Questions could include, but are not limited to:
– In what ways are ecocultural identities produced, performed, and negotiated?
– How do varied ecocultural identities inform different ecological relations?
– What are the cultural boundaries of ecological identities and how are those borders patrolled and transgressed?
– What are some mutually constitutive relationships between specific political ecologies and interrelated ecocultural identities?
– How does an ecological perspective on identity transfer into the realm of politics?
– How do different bodies experience and perform ecocultural identity?
– How might diverse or intersecting ecocultural identities contribute to antagonistic sociopolitical, economic, cultural, and public spheres?
– How do embodied, sensory, spiritual, and/or emotional understandings illuminate the formation of ecocultural identities?
– How do the material conditions of places in environmental distress or generativity influence ecocultural identity?
– How do modes of thought and practice such as post-humanisms, rewilding, novel ecosystems, or re-indigenizing emerge from and/or inform ecocultural identities?
The book will have an international and transdisciplinary focus to represent the range of approaches and perspectives on issues of ecocultural identity.

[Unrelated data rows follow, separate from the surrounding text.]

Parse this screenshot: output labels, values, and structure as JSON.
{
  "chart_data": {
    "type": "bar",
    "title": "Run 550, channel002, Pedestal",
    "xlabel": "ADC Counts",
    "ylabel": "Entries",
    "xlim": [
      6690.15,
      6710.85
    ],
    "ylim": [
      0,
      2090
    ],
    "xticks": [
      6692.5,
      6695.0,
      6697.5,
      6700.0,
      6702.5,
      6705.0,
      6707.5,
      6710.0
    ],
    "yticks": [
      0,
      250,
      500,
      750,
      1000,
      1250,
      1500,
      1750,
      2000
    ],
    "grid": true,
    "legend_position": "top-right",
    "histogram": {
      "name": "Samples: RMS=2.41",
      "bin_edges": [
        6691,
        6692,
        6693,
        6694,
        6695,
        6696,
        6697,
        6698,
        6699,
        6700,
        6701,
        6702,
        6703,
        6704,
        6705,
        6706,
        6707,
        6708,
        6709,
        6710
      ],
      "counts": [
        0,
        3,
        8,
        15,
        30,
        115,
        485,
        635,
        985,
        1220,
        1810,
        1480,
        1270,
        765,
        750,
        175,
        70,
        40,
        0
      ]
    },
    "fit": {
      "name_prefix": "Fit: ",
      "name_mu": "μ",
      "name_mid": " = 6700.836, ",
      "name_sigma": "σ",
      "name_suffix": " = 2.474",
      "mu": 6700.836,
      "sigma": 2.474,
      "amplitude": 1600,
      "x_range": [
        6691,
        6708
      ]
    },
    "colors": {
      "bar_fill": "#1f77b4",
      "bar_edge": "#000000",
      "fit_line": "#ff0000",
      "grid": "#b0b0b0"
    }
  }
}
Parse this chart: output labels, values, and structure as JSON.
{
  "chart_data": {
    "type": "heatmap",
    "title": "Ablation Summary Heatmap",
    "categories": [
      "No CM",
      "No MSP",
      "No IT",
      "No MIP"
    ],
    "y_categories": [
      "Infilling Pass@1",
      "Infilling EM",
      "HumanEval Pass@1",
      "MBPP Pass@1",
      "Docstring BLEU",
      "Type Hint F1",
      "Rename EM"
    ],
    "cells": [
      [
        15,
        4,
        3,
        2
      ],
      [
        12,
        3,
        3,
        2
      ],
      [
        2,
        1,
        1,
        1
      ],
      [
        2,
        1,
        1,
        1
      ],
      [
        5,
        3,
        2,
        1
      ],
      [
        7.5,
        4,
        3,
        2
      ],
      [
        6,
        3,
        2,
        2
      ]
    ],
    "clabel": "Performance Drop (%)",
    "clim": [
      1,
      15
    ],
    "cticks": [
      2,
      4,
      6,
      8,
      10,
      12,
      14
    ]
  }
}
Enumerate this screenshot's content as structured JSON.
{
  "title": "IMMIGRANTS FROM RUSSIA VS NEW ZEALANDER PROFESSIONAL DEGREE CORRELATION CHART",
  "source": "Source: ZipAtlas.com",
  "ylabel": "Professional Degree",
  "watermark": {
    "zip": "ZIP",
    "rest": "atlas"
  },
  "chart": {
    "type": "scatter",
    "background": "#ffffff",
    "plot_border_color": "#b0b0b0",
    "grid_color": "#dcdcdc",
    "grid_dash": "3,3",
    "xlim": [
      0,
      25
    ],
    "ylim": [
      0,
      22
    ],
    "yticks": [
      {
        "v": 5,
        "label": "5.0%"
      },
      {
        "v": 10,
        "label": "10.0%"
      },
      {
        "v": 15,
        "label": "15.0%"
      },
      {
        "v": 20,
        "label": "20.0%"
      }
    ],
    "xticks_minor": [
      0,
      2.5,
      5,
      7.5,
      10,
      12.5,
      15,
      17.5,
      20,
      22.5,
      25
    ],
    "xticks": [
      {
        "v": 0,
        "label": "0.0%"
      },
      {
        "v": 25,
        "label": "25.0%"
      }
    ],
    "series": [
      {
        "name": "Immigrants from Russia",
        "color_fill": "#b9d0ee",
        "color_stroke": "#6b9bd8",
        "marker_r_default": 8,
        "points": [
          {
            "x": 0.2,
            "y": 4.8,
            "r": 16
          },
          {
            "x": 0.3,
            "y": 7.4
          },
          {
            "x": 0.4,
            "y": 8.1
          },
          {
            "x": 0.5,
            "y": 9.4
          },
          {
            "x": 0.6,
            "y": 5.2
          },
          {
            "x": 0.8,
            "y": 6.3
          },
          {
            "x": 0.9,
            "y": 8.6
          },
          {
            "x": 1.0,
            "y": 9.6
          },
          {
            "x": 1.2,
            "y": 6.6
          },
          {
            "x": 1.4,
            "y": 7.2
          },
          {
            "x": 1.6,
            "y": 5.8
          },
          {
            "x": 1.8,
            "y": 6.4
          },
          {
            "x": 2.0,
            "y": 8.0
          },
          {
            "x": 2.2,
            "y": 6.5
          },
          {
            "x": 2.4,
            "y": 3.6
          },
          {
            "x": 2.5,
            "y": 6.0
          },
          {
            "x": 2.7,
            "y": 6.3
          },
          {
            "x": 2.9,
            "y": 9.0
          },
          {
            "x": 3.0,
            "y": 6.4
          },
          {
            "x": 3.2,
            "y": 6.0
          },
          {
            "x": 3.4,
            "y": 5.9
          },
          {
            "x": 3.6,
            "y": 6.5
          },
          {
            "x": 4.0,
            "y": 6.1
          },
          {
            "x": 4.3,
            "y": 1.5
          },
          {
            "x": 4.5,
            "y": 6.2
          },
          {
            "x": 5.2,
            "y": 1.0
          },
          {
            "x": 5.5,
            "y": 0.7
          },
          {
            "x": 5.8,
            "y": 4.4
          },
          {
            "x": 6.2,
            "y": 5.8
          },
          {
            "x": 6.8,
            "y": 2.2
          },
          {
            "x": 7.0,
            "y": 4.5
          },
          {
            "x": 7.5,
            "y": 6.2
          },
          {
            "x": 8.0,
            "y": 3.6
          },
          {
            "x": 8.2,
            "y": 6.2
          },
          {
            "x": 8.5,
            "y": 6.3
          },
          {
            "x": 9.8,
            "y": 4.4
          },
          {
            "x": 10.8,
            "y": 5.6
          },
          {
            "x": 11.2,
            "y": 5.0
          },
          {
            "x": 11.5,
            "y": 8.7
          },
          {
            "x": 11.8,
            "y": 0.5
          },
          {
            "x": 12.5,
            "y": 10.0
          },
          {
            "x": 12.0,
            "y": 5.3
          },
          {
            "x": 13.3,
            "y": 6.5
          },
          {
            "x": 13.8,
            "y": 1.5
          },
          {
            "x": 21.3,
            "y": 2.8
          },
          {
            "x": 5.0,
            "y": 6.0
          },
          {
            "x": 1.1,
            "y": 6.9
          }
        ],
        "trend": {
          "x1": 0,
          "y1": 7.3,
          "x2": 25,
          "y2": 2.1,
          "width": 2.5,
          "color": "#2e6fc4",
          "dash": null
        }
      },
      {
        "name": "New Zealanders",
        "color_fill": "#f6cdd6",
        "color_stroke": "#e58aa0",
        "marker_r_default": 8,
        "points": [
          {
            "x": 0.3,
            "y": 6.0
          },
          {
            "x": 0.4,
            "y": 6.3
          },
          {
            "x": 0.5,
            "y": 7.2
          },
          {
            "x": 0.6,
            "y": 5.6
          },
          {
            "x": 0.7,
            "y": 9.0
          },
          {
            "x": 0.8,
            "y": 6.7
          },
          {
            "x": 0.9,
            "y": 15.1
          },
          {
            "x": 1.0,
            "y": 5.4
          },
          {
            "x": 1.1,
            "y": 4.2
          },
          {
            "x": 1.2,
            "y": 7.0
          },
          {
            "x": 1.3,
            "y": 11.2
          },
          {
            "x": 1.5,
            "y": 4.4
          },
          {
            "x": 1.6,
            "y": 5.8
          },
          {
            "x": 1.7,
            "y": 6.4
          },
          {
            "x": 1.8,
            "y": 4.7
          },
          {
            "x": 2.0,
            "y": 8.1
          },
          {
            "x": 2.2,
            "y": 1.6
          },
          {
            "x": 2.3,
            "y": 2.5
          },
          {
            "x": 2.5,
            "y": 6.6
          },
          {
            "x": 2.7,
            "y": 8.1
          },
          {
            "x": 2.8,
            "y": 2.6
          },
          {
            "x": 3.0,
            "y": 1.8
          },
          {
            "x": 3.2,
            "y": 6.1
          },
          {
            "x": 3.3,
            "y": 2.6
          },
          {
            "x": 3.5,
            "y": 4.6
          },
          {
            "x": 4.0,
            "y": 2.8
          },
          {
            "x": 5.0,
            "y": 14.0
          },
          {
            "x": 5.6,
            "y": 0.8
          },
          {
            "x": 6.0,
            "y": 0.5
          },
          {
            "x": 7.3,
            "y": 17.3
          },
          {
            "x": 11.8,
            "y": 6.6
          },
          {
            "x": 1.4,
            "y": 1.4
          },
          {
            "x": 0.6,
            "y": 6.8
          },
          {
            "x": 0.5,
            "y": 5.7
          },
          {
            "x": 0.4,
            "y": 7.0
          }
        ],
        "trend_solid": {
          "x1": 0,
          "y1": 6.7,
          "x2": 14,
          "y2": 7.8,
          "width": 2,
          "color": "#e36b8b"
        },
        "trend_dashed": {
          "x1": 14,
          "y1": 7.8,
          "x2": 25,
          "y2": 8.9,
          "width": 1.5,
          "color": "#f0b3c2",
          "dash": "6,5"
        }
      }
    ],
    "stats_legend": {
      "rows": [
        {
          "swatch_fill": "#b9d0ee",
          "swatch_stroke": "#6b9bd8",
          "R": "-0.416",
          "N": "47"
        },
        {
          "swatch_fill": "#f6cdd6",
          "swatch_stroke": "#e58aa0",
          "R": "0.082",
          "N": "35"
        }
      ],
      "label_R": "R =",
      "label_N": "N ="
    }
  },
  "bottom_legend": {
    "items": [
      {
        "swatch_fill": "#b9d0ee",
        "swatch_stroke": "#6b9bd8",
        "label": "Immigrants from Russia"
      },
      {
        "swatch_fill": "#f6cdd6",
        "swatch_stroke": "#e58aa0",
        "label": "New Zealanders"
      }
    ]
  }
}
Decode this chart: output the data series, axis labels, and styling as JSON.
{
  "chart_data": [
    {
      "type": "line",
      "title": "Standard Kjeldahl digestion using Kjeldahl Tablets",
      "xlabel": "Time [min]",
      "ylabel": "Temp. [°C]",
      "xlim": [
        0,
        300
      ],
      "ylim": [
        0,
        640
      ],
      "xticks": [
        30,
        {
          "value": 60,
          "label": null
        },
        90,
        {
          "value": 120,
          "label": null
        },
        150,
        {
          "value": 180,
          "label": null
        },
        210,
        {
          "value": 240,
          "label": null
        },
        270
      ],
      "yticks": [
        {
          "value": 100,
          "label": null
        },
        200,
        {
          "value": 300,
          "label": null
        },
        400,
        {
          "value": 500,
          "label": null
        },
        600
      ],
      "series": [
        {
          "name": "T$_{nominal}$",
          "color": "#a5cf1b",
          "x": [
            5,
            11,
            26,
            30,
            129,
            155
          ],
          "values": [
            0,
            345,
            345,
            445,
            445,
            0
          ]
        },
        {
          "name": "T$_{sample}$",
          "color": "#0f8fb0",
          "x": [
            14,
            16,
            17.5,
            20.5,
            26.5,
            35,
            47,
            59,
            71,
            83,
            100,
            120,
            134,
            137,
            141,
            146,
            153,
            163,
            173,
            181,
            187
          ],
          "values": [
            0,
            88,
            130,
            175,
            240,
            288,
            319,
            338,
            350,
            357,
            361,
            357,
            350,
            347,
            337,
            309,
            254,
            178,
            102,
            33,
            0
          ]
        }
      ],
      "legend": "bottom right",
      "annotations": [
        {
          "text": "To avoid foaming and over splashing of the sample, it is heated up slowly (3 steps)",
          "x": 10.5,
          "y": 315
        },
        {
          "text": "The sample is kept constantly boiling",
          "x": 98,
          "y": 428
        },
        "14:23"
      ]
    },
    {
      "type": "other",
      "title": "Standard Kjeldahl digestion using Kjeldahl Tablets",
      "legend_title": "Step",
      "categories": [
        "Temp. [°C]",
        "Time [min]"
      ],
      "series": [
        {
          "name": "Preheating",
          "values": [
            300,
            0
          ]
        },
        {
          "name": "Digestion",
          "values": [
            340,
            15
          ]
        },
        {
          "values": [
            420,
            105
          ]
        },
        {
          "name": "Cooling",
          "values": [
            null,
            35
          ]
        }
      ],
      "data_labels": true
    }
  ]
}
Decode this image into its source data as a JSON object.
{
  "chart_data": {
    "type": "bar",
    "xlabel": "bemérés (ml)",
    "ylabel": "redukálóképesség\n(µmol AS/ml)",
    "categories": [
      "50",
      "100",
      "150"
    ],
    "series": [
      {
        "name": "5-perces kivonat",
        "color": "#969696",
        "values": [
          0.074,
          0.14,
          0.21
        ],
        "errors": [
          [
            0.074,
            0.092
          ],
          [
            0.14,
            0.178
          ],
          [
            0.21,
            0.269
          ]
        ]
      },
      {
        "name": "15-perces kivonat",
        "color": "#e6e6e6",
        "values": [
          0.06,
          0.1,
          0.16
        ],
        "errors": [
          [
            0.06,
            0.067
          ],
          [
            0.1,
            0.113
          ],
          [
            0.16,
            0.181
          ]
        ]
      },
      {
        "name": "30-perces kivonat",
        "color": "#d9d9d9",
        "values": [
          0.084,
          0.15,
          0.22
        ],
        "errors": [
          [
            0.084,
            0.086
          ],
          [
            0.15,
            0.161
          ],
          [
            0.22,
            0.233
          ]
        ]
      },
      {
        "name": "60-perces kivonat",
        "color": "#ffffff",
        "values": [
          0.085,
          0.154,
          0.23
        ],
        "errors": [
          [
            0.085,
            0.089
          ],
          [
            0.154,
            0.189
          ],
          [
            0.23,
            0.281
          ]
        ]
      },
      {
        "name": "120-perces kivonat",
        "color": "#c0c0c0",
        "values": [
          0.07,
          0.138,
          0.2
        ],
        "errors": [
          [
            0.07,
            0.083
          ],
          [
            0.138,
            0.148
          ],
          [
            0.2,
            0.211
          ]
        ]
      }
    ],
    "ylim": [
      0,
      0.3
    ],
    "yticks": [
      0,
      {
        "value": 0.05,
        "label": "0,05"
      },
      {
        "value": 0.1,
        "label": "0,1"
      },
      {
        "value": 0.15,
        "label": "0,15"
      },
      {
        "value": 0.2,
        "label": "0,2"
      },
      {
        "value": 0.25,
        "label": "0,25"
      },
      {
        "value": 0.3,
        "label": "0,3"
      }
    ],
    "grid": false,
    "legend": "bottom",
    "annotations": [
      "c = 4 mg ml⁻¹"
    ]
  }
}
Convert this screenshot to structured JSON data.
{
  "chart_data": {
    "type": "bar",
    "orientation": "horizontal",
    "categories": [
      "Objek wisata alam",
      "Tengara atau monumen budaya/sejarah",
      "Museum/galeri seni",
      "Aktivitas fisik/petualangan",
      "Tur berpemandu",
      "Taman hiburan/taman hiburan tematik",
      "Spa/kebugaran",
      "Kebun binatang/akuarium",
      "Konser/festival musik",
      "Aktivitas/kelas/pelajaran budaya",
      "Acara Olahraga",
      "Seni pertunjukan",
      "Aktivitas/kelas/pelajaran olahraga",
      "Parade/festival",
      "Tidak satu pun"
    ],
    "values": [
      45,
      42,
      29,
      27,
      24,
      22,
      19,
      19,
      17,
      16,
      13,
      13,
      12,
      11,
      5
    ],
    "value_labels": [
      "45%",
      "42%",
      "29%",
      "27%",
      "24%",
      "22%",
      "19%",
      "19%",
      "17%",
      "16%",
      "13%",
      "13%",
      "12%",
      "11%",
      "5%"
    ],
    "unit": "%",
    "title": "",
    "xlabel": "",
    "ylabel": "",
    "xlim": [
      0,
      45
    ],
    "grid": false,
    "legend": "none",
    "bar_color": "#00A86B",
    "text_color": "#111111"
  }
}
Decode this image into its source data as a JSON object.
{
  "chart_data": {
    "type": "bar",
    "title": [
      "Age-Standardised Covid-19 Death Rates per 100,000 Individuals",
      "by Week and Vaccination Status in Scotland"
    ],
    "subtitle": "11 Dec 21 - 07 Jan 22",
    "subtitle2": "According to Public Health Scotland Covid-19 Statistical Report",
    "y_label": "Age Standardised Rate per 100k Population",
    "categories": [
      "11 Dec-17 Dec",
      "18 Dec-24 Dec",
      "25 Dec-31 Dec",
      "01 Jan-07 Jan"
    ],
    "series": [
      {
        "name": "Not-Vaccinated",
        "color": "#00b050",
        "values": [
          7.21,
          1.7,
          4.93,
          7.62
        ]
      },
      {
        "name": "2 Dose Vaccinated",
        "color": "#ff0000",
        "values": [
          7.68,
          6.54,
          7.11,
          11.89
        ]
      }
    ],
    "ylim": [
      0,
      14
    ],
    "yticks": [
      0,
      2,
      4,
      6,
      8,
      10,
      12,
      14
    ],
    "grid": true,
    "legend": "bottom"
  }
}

Scholars, educators, practitioners, and graduate students across disciplines are invited to submit full papers or abstracts for consideration. Chapter proposal submissions should be in the form of: (1) a 200-word author bio AND (2) a complete paper (5,000-7,000 words including references) OR extended abstract (400-500 words) (in either form, use APA 6th edition for citations/references).
For consideration, email submissions (author bio and paper/abstract) by August 27, 2017, to José Castro-Sotomayor.
TIMELINE NOTE: We have verbal interest from a top academic press and plan a quick turnaround for formal consideration. As such, with chapter submissions due on August 27, we plan on contacting chapter submitters with decisions on revise/resubmit or acceptance by August 31 and delivering the book proposal to publishing houses as early as September 1. Those receiving revise/resubmit decisions on chapter submissions and those submitting abstracts that receive further consideration as complete papers will submit revisions and/or complete papers to the editors by Nov. 1, 2017.